Items of tin were seldom recorded, which was also true of earthenware. Possibly some of the items where their material went unrecorded such as basins, porringers, plates (especially where listed among tableware) and the painted jug belonging to John Burtinshaw were of earthenware. The few items that were specified included coups, pots and butter-pots, along with the general term ‘earthenware’ or ‘earthen vessels’. Their under-representation may have been due to these items being considered cheap and practical, not worth recording in detail, and classed under the often-used phrase of ‘all other things’.
Glass was only found in the form of bottles belonging to John Burtinshaw, and the unspecified glasses of George Barghe. Alexander Howe had a bottle and spoon of turtle shell, as well as a beaker of ‘gilded alcymie’. Looking glasses, as well as clocks, were only mentioned twice
The majority of wooden ware appears to have been used for brewing, dairying and storage. The most numerous articles were bouks, looms, barrels, trenchers, dishes, tubs, turnels, churns, piggins and kimnels (one of which was specified as being used for washing). Storage items also included firkins, a bushel and a hogshead. Measuring utensils included tankards and noggins, a peck, half a strike and two half-hopes.
Looms and bouks both have double meanings and rarely did appraisers make any distinction. In all but two examples were looms listed separately from the rest of the wooden ware. The inventory of webster Hugh Cotton listed looms with gears valued at £2, as well as mentioning flax and hemp in gears. Yeoman John Vise possessed two pairs of looms with gears. These are therefore regarded as weaving looms rather than a large open tub or vat. Bouks found among wooden ware were taken to mean a pail or bucket rather than reading material.
A similar problem was also encountered with wheels as not all were classed as being for spinning. However, only a few of those were found among agricultural implements such as wain bodies or harrows. The majority were all found in the house, and due to the presence of wool, hemp or flaxen yarn are taken to mean spinning wheels. These, added to those that were designated as spinning, meant that wheels appeared in a quarter of all the inventories.
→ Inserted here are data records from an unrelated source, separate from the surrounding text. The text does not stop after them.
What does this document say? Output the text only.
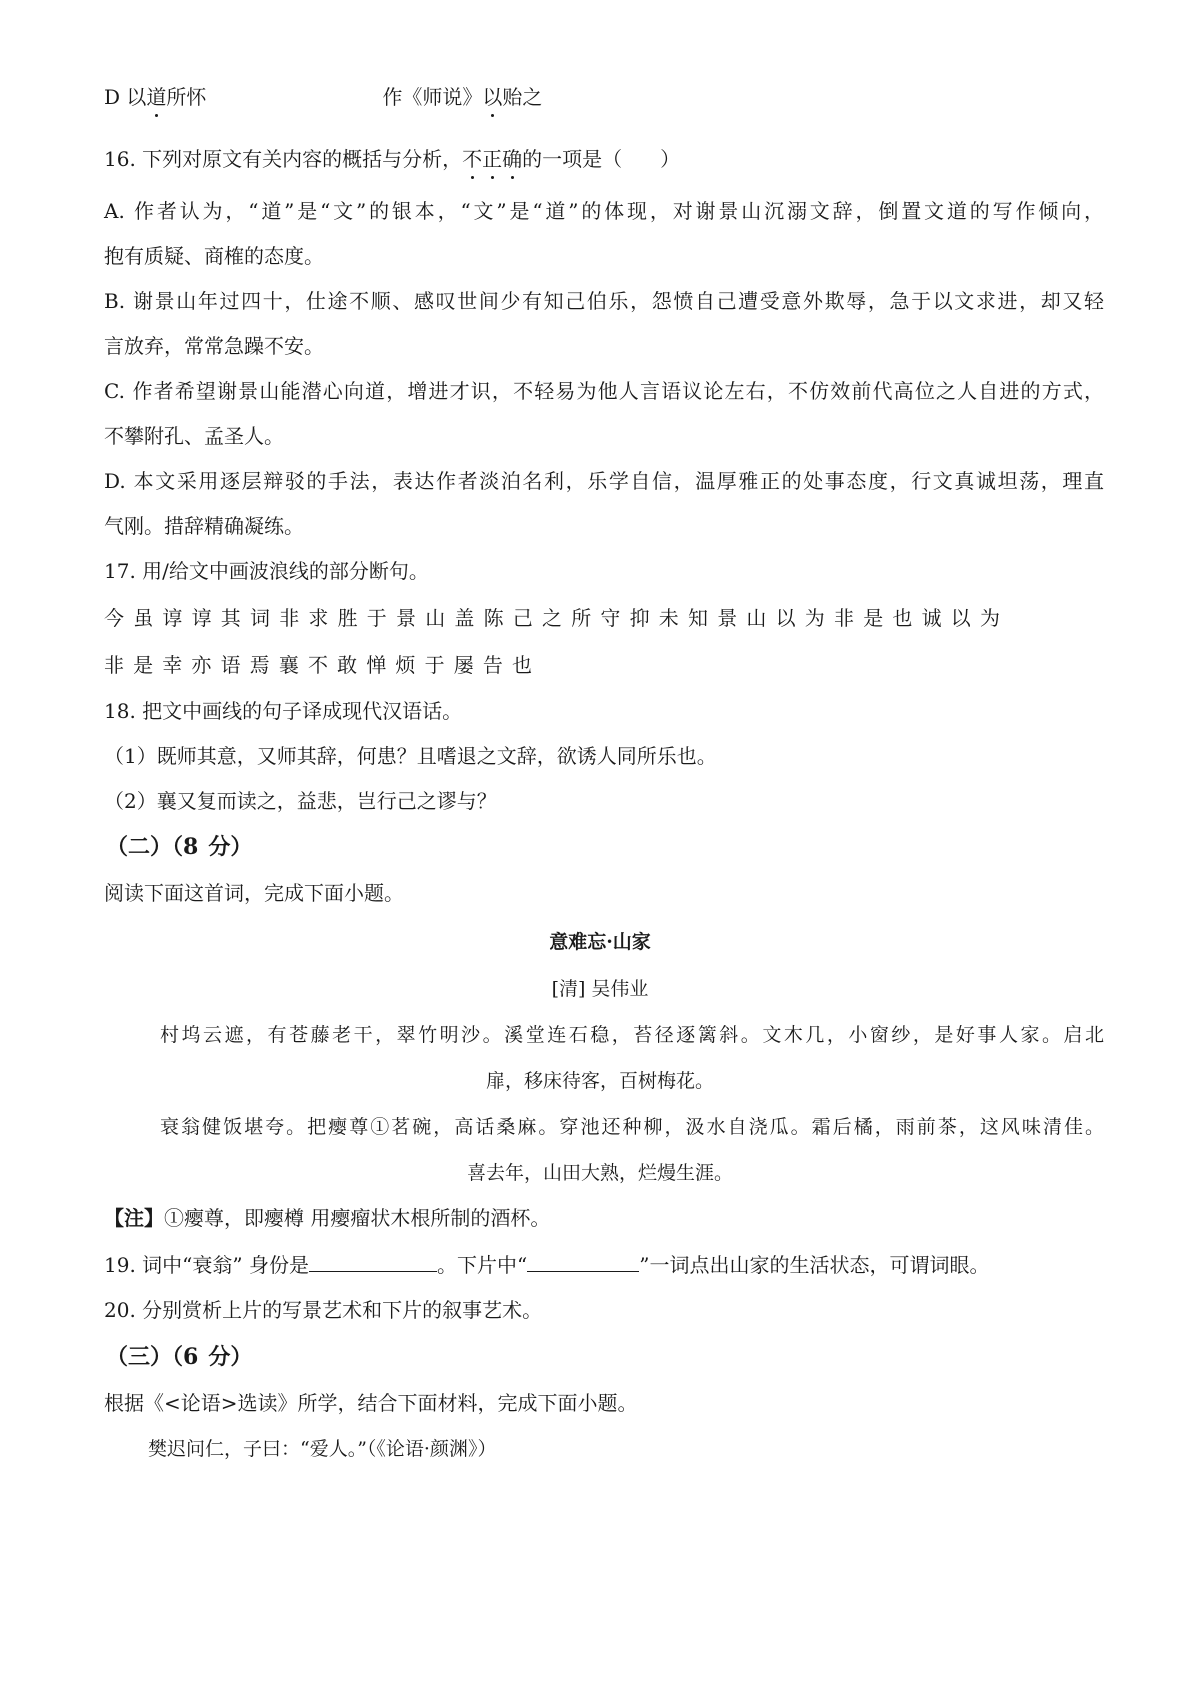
D 以道所怀	作《师说》以贻之
16. 下列对原文有关内容的概括与分析，不正确的一项是（ ）
A. 作者认为，“道”是“文”的银本，“文”是“道”的体现，对谢景山沉溺文辞，倒置文道的写作倾向，
抱有质疑、商榷的态度。
B. 谢景山年过四十，仕途不顺、感叹世间少有知己伯乐，怨愤自己遭受意外欺辱，急于以文求进，却又轻
言放弃，常常急躁不安。
C. 作者希望谢景山能潜心向道，增进才识，不轻易为他人言语议论左右，不仿效前代高位之人自进的方式，
不攀附孔、孟圣人。
D. 本文采用逐层辩驳的手法，表达作者淡泊名利，乐学自信，温厚雅正的处事态度，行文真诚坦荡，理直
气刚。措辞精确凝练。
17. 用/给文中画波浪线的部分断句。
今虽谆谆其词非求胜于景山盖陈己之所守抑未知景山以为非是也诚以为
非是幸亦语焉襄不敢惮烦于屡告也
18. 把文中画线的句子译成现代汉语话。
（1）既师其意，又师其辞，何患？且嗜退之文辞，欲诱人同所乐也。
（2）襄又复而读之，益悲，岂行己之谬与？
（二）（8 分）
阅读下面这首词，完成下面小题。
意难忘·山家
[清] 吴伟业
村坞云遮，有苍藤老干，翠竹明沙。溪堂连石稳，苔径逐篱斜。文木几，小窗纱，是好事人家。启北
扉，移床待客，百树梅花。
衰翁健饭堪夸。把瘿尊①茗碗，高话桑麻。穿池还种柳，汲水自浇瓜。霜后橘，雨前茶，这风味清佳。
喜去年，山田大熟，烂熳生涯。
【注】①瘿尊，即瘿樽 用瘿瘤状木根所制的酒杯。
19. 词中“衰翁” 身份是	。下片中“	”一词点出山家的生活状态，可谓词眼。
20. 分别赏析上片的写景艺术和下片的叙事艺术。
（三）（6 分）
根据《<论语>选读》所学，结合下面材料，完成下面小题。
樊迟问仁，子曰：“爱人。”（《论语·颜渊》）
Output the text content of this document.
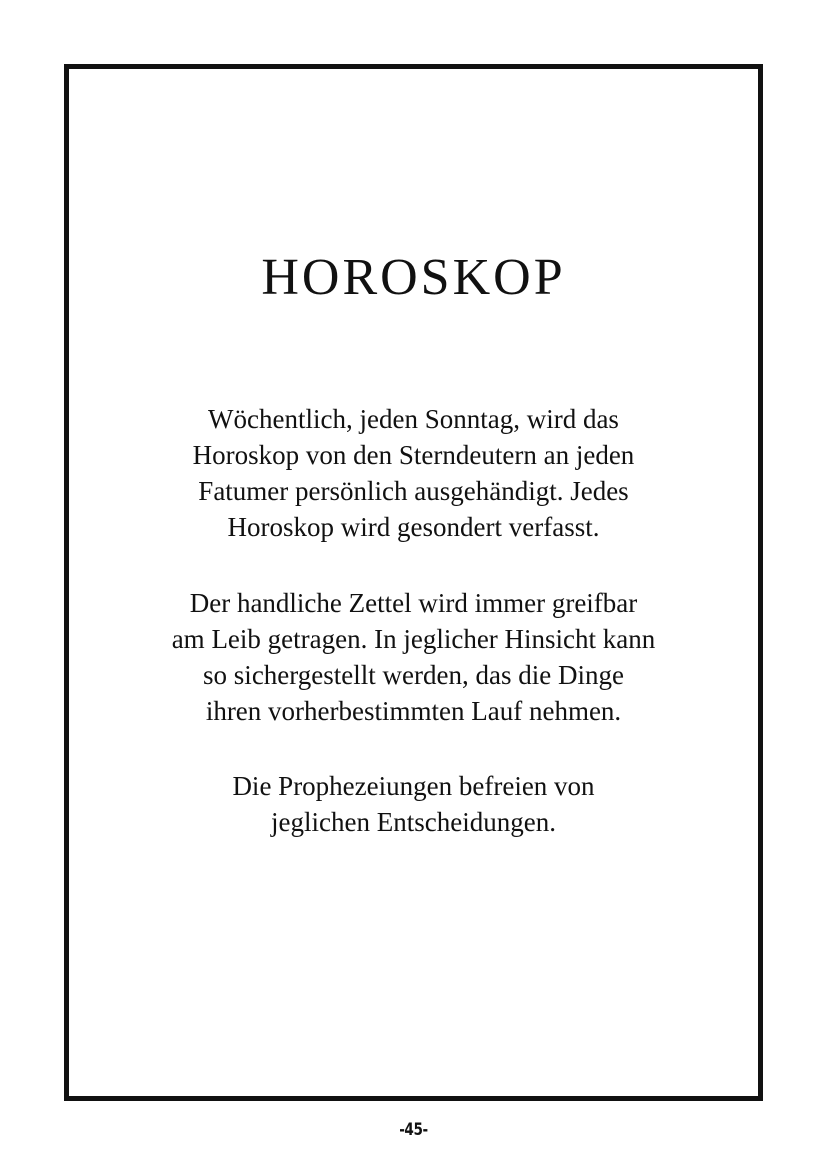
HOROSKOP

Wöchentlich, jeden Sonntag, wird das
Horoskop von den Sterndeutern an jeden
Fatumer persönlich ausgehändigt. Jedes
Horoskop wird gesondert verfasst.

Der handliche Zettel wird immer greifbar
am Leib getragen. In jeglicher Hinsicht kann
so sichergestellt werden, das die Dinge
ihren vorherbestimmten Lauf nehmen.

Die Prophezeiungen befreien von
jeglichen Entscheidungen.

-45-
Items specified as being cheese-making equipment included presses, tubs, vats, boards, racks, cratches, and a cheese-ladder. Raphe Browne possessed one cheese-tub, six cheese-vats and four cheese-boards indicating his involvement in its production. Unfortunately his inventory did not include any foodstuffs. He was also one of the six individuals recorded with a churn. Alexander Howe possessed a kneeding trough, a moulding board and peales, indicating baking possibly beyond a domestic level.